Jessica Contrera, a remarkable journalist with the Washington Post, visited my post-grad UNC journalism group last night. I’ve followed her career as a writer since she was winning awards at Indiana University six or seven years ago. When members of the group asked to hear from someone about story ideas, I knew just who to call. (I started this informal group of grads to chat to keep their skills fresh and spirits up as they search for jobs.)
Contrera’s bio says she “reports on people whose lives are being transformed by major events and issues in the news.” Recently, she’s reported on the protests & COVID, but she’s also notable for her insightful feature stories. She spoke about covering the protests, finding stories, and quieting her dog, and took questions group for 45 minutes. I’ve excerpted a few of the topics, with light editing for clarity.
Advice for coming up with story ideas
“Mine your own life. If there’s something that you’re really interested in, the chances are that there are other people who are interested in it, too.
“I think that you have to read a lot. Right now that can be kind of an exhausting activity, so I don’t recommend non-stop reading and never taking breaks, but sometimes dedicating yourself to every morning, you’re going to read what’s on the homepage of The New York Times and The Washington Post and in your local paper. You know you’re not just skimming headlines right you’re actually reading because so often story ideas are hidden in a little paragraph in the middle of the story.
“So I would just encourage you read a whole diversity of things. Read fiction and as you’re reading be looking for story ideas, be looking for something that kind of sparks that curiosity in you and makes you want to know more.
“And then the last one would be to just try to develop sources. In my job, I don’t cover like a specific beat. I’m not the education reporter. I’m not the basketball reporter. So there’s not a very obvious like ‘oh, here are my sources that I need to form relationships with.’
“So for me, forming sources is a lot about just, anytime I do any story, I say to people, ‘You know, you have my number. If there’s ever anything you think we should be writing about please give me a call.’ Sometimes I’ll say that to like strangers who I meet where I’ll carry business cards and give them to like Uber drivers. You can do that with all kinds of people. You can post that on Facebook, you know, if you if you wanted to read a story right now, what would you read. Oh, you guys aren’t using Facebook; Instagram. You only have two eyes and two ears, right? But if you can kind of utilize a network of people who can bring new stories then it multiplies you know your options.”
On deadlines and rewriting
“You want to meet your deadlines. You want to meet those expectations that people place on you. But what I really tried to do is carve out more time for writing, more time than I think that I need. Because the first time you write it, it’s not going to be like it’s going to be fine. It might. It might be actively bad. A lot of times what I write the first time is actively bad. I just know that if I keep working at it, it’s going to get better every single time I rewrite it. And so when I have a big project to turn it, I will leave even like one or two days on the end where all I’m doing is just revising. If I’m on a really tight deadline, maybe only an extra five minutes that I give myself but that kind of helps.
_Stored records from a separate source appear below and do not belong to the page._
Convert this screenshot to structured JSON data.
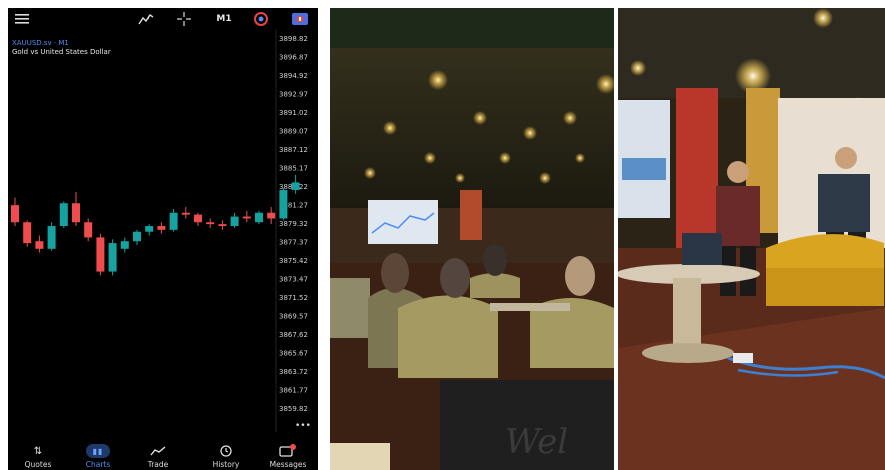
{
  "app": {
    "symbol": "XAUUSD.sv · M1",
    "description": "Gold vs United States Dollar",
    "timeframe": "M1",
    "up_color": "#16a2a0",
    "down_color": "#ef4d4d",
    "accent": "#4f8df5"
  },
  "toolbar": {
    "icons": [
      "menu-icon",
      "indicator-icon",
      "crosshair-icon",
      "objects-icon",
      "flag-icon"
    ]
  },
  "chart_data": {
    "type": "candlestick",
    "y_ticks": [
      "3898.82",
      "3896.87",
      "3894.92",
      "3892.97",
      "3891.02",
      "3889.07",
      "3887.12",
      "3885.17",
      "3883.22",
      "3881.27",
      "3879.32",
      "3877.37",
      "3875.42",
      "3873.47",
      "3871.52",
      "3869.57",
      "3867.62",
      "3865.67",
      "3863.72",
      "3861.77",
      "3859.82"
    ],
    "ylim": [
      3859.82,
      3898.82
    ],
    "candles": [
      {
        "o": 3881.2,
        "h": 3882.0,
        "c": 3879.4,
        "l": 3879.0
      },
      {
        "o": 3879.4,
        "h": 3879.6,
        "c": 3877.2,
        "l": 3876.8
      },
      {
        "o": 3877.4,
        "h": 3878.0,
        "c": 3876.6,
        "l": 3876.2
      },
      {
        "o": 3876.6,
        "h": 3879.4,
        "c": 3879.0,
        "l": 3876.4
      },
      {
        "o": 3879.0,
        "h": 3881.6,
        "c": 3881.4,
        "l": 3878.8
      },
      {
        "o": 3881.4,
        "h": 3882.6,
        "c": 3879.4,
        "l": 3879.0
      },
      {
        "o": 3879.4,
        "h": 3879.8,
        "c": 3877.8,
        "l": 3877.4
      },
      {
        "o": 3877.8,
        "h": 3878.2,
        "c": 3874.2,
        "l": 3873.8
      },
      {
        "o": 3874.2,
        "h": 3877.6,
        "c": 3877.2,
        "l": 3873.8
      },
      {
        "o": 3876.6,
        "h": 3877.8,
        "c": 3877.4,
        "l": 3876.2
      },
      {
        "o": 3877.4,
        "h": 3878.6,
        "c": 3878.4,
        "l": 3877.0
      },
      {
        "o": 3878.4,
        "h": 3879.2,
        "c": 3879.0,
        "l": 3878.0
      },
      {
        "o": 3879.0,
        "h": 3879.4,
        "c": 3878.6,
        "l": 3878.2
      },
      {
        "o": 3878.6,
        "h": 3880.8,
        "c": 3880.4,
        "l": 3878.4
      },
      {
        "o": 3880.4,
        "h": 3881.0,
        "c": 3880.2,
        "l": 3879.8
      },
      {
        "o": 3880.2,
        "h": 3880.4,
        "c": 3879.4,
        "l": 3879.0
      },
      {
        "o": 3879.4,
        "h": 3879.8,
        "c": 3879.2,
        "l": 3878.8
      },
      {
        "o": 3879.2,
        "h": 3879.6,
        "c": 3879.0,
        "l": 3878.6
      },
      {
        "o": 3879.0,
        "h": 3880.4,
        "c": 3880.0,
        "l": 3878.8
      },
      {
        "o": 3880.0,
        "h": 3880.6,
        "c": 3879.8,
        "l": 3879.4
      },
      {
        "o": 3879.4,
        "h": 3880.6,
        "c": 3880.4,
        "l": 3879.2
      },
      {
        "o": 3880.4,
        "h": 3881.0,
        "c": 3879.8,
        "l": 3879.2
      },
      {
        "o": 3879.8,
        "h": 3883.0,
        "c": 3882.8,
        "l": 3879.6
      },
      {
        "o": 3882.8,
        "h": 3884.4,
        "c": 3883.6,
        "l": 3882.4
      }
    ]
  },
  "nav": {
    "items": [
      {
        "label": "Quotes",
        "icon": "quotes-icon"
      },
      {
        "label": "Charts",
        "icon": "charts-icon"
      },
      {
        "label": "Trade",
        "icon": "trade-icon"
      },
      {
        "label": "History",
        "icon": "history-icon"
      },
      {
        "label": "Messages",
        "icon": "messages-icon"
      }
    ],
    "active": "Charts"
  },
  "photos": [
    {
      "name": "cafe-audience-photo"
    },
    {
      "name": "presenters-photo"
    }
  ]
}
How you pitch for communities you’re not familiar with
“You want to read everything that publication has done as far back as you can manage. And then I think Twitter lists are an amazing thing. So every time I started a new internship or a new job. I would create a Twitter list about that place, and I would find all the local TV stations, all the local radio stations, all the local food bloggers, and reporters, and add them all to that Twitter list. Then start going through that. You can do that with a hashtag on Instagram too.
“When you guys arrive in these new places — and I think that being fresh is like the biggest benefit that you can have — you’re seeing a place with totally new eyes. Just driving around, walking around you can see story ideas.
“You can do a lot in a coffee shop. You say, ‘I just moved here and I’m gonna report and I need story ideas and you hand over your card and say what’s been going on.’ Get yourself in that mode of when you’re out in the world, you can be reporter even if you’re not technically on the job.”
Advice for covering a protest
“Not to get in the middle of the crowd for a very long period of time. And putting your back against something, especially when you’re going to be on your phone typing is just safe. Because something could fly to the air or whatever. At the very first protest that I covered, I got hit in the head really hard because I was just trying to duck under these guys and get in the middle of the scrum, which I don’t know why I needed to do that because I can’t actually see anything.
“I’m constantly looking for ways to get myself up high. So a lot of like where I spent last week was like hanging on a light pole. Right. I was only two feet off the ground. I could look around and then when I saw a mother carrying her 2-year-old for the protest. I was like, I gotta go. And I like chased her down, and very respectfully asked her if she’d like to be a part of the story.”
On chasing ‘your’ stories
“You figure out ways to juggle your time, which is really important. If you care about a story, do the story, even if you if you have to find a more creative way to do it. Because when you care about a story, you’re going to do it well. And when it’s done well, people are going to read it and respond to it and your editors are going to go, ‘Great. Let’s do have her do more of that.’ So you have to be sort of a self-fulfilling prophecy. You have to be brave and to not just stay in your lane and write about only things you know.”